Nahost-Konflikt
Blutbad in libanesischem Dorf

Israelische Kampfflugzeuge haben in der Nacht ein Dorf im Südlibanon bombardiert, aus dem nach Ansicht der Militärführung immer wieder Raketen auf israelisches Territorium abgefeuert wurden. Drei Häuser wurden von Bomben getroffen und brachen über schlafenden Bewohnern zusammen. Inzwischen ist von bis zu 50 Toten die Rede.

HB BEIRUT/JERUSALEM. Die libanesische Polizei und Augenzeugen berichteten am Sonntagvormitttag, 30 Leichen, darunter die von 13 Kindern, seien bislang aus einem Gebäude geborgen worden. Über 60 Menschen hatten im Keller des Hauses Schutz gesucht. Israels Streitkräfte erklärten, sie hätten Ziele in Kana angegriffen, weil von dort aus wiederholt Raketen abgefeuert worden seien. Der Angriff habe sich gegen Abschussvorrichtungen gerichtet, sagte Militärsprecher Jacob Dallal. Die Zivilbevölkerung sei schon vor Tagen über Flugblätter zum Verlassen des Ortes aufgefordert worden.

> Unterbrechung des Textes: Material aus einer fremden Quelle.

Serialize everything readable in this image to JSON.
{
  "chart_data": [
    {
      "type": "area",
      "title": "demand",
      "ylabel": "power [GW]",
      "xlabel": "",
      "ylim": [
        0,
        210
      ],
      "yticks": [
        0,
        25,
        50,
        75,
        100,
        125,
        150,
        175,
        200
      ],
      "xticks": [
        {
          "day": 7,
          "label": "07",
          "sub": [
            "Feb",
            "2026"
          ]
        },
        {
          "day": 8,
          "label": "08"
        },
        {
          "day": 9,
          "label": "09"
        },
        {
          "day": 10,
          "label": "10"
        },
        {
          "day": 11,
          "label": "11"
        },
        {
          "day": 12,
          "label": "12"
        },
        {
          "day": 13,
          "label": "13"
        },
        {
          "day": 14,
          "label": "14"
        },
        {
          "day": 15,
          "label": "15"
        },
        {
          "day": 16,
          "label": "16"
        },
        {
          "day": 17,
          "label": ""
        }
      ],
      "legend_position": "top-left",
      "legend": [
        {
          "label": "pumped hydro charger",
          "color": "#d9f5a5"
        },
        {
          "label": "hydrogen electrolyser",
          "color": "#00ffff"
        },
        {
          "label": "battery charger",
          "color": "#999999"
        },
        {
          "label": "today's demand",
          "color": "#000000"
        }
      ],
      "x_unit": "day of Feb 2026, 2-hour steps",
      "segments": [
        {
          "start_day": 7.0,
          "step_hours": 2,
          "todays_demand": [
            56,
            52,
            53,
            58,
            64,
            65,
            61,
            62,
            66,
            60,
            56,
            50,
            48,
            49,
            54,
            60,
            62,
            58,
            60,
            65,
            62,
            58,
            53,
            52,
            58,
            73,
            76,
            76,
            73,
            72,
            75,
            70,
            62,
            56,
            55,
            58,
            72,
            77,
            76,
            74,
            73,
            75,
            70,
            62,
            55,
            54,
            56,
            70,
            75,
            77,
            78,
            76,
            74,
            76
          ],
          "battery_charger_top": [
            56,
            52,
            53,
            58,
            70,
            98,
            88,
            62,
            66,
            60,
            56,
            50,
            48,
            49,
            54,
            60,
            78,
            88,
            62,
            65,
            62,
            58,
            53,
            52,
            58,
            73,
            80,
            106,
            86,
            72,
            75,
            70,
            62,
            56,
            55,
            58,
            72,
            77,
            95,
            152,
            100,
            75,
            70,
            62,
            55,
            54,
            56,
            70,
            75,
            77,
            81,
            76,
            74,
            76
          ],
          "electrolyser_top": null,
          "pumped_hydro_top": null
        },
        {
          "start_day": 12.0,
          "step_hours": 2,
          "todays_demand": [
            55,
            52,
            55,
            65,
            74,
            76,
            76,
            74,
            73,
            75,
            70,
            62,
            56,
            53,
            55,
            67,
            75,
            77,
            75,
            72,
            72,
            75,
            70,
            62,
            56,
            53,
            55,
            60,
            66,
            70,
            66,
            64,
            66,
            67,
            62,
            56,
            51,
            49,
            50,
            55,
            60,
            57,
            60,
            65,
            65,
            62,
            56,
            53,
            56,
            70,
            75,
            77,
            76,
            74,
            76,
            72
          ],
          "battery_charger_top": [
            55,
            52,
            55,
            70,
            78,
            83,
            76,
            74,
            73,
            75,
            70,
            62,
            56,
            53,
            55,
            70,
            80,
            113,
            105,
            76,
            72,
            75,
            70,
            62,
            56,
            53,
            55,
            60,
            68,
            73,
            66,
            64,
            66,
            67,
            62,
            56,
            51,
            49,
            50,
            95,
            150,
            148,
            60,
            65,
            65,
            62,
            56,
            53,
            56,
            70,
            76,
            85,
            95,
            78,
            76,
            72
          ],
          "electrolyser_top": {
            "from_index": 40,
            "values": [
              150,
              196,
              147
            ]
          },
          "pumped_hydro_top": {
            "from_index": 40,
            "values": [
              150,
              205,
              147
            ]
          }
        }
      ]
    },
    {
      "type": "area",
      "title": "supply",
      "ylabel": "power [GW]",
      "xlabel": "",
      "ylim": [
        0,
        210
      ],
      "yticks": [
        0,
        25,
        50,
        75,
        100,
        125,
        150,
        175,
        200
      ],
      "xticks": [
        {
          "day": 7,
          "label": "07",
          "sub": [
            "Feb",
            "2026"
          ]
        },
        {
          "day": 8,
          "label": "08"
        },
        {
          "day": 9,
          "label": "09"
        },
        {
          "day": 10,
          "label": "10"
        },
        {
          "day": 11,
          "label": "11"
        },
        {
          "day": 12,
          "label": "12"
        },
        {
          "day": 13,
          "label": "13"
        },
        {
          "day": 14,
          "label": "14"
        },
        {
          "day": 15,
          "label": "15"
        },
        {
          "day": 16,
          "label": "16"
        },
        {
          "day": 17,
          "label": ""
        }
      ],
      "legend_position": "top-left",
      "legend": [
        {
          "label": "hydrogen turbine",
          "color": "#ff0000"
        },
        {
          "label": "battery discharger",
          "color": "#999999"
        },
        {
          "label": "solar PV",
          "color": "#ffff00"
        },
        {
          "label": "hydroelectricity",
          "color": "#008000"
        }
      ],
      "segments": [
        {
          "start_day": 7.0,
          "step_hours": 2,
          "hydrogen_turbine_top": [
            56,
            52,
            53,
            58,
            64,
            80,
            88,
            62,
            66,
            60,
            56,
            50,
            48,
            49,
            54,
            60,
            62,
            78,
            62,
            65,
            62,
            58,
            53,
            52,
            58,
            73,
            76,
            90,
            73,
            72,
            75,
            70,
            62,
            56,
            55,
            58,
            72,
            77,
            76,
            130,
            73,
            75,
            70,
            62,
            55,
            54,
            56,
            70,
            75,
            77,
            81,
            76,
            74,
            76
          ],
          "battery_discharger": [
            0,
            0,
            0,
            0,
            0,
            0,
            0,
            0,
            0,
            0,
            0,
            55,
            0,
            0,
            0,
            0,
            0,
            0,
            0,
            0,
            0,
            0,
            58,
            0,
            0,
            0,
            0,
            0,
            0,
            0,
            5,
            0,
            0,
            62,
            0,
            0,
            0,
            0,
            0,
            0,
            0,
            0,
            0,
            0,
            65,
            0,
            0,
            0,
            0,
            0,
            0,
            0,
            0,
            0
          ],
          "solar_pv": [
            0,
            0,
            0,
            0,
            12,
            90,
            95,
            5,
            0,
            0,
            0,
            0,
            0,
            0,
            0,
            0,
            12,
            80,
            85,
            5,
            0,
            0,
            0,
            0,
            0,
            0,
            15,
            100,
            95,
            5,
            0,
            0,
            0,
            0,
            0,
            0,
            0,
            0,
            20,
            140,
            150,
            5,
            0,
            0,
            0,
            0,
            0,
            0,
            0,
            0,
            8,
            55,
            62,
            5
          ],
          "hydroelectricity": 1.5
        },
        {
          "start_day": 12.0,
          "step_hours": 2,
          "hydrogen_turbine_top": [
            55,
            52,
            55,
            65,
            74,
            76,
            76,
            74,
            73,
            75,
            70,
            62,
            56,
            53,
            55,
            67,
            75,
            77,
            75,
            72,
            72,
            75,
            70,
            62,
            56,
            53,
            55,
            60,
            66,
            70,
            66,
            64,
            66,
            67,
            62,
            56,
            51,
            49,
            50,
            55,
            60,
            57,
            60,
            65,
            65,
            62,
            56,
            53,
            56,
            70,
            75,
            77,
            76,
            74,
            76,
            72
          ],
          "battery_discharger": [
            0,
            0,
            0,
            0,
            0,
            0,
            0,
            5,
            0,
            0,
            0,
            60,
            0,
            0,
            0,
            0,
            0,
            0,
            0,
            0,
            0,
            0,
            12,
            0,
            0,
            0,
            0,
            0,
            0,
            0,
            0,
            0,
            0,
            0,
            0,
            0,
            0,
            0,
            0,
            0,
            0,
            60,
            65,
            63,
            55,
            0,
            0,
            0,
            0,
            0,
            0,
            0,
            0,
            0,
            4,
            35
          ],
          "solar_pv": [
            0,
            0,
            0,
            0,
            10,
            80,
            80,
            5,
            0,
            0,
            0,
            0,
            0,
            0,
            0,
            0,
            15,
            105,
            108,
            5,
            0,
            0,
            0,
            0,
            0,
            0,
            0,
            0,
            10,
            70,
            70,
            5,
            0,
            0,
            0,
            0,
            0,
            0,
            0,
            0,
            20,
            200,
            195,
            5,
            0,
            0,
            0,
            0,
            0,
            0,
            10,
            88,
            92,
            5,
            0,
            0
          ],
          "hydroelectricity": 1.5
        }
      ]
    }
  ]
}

Libanons Ministerpräsident Fuad Siniora forderte nach dem Bombardement des Dorfs Kana einen sofortigen und bedingungslosen Waffenstillstand. Er werde zuvor keine Verhandlungen führen, sagte Siniora am Sonntag. Zudem verlangte er eine internationale Untersuchung „der israelischen Massaker im Libanon“. Bei den seit mehr als zwei Wochen anhaltenden Gefechten zwischen der israelischen Armee und der radikalen Hisbollah- Miliz sind mehr als 550 Menschen ums Leben gekommen, die meisten von ihnen libanesische Zivilisten.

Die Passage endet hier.